By Guest Author 25/05/2016


By Meena Amso

A joint statement by leading diabetes organisations and endorsed by 45 worldwide scientific societies this week called for surgery to be recognised for the first time as a standard treatment option for type-2 diabetes.

Weight loss surgery can play an important role in achieving blood sugar control and reduction in cardiovascular risk factors, say international experts who are calling for greater use of bariatric surgery to treat type-2 diabetes.

Bariatric surgery involves reducing the size of the stomach using a gastric band or removal of part of the stomach. The procedure can cost upwards of $15,000.

Writing in the journal Diabetes Care, scientists claimed the move may be one of the most significant changes in diabetes care since the introduction of insulin in the 1920s. The recommendation is based on a review of findings from a number of short and midterm randomised clinical trials.

The authors recommended bariatric surgery for type-2 diabetes patients with a Body Mass Index (BMI) of 40 and over, or lower for patients struggling to control high sugar levels.

Publicly funded bariatric surgery in New Zealand is prioritised for those with BMI greater than 40 or BMI 35-40 if they have another significant condition expected to improve significantly with surgery such as type-2 diabetes, sleep apnoea, or arthritis requiring joint replacement. It does not include patients with uncontrolled type- 2 diabetes with BMI 30-34.9 largely due to running costs and capacity limitations.

Jim Mann, Professor of human nutrition and medicine at the University of Otago said limited access to bariatric surgery is a problem in New Zealand.

“In most district health boards in New Zealand it is very difficult to get bariatric surgery even for people with a BMI over 40 who have co-morbities such as diabetes.”

Senior lecturer in medicine at Auckland University Dr Rinki Murphy agreed and hoped diabetic patients would get fairer access to the surgery.

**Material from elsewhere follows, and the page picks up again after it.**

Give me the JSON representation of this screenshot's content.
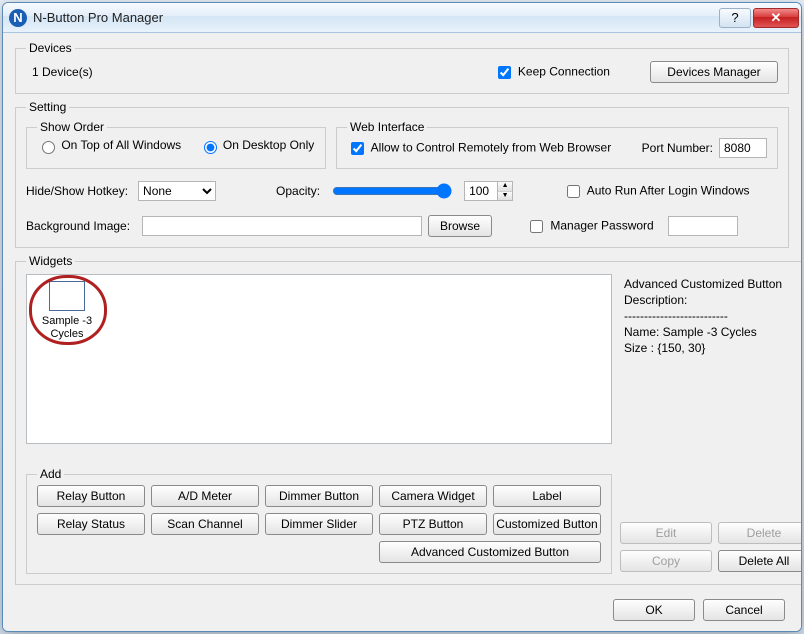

“Disparities in patient selection, patients’ choice, and negative societal attitudes to obesity and bariatric surgery, may be some of the reasons for low uptake of surgery in certain ethnic groups – particularly under-representation of Pacific people.” 

Immediate past President of New Zealand Society for the Study of Diabetes Associate Professor Jeremy Krebs warned that caution should be exercised with any recommendations made.

“Our particular concerns relate to the recommendation for those with a BMI of greater than 40 to be expedited to surgery, and the lack of emphasis on dietary intervention in those with a BMI of 30-50, prior to considering surgery.”

For 55-year-old Auckland diabetic patient Munther Batta, bariatric surgery was life changing.

Screen shot 2016-05-24 at 11.30.49 PM
Munther Batta before his weight loss surgery (left) and after surgery, September 2014 (right). Photos supplied.

Batta underwent surgery in September 2014 as part of a trial at Auckland’s North Shore Hospital, which resulted in him no longer needing insulin to control his blood sugar levels.

“They told me to stop insulin two weeks before the operation, since that time till now, I’ve had no insulin.”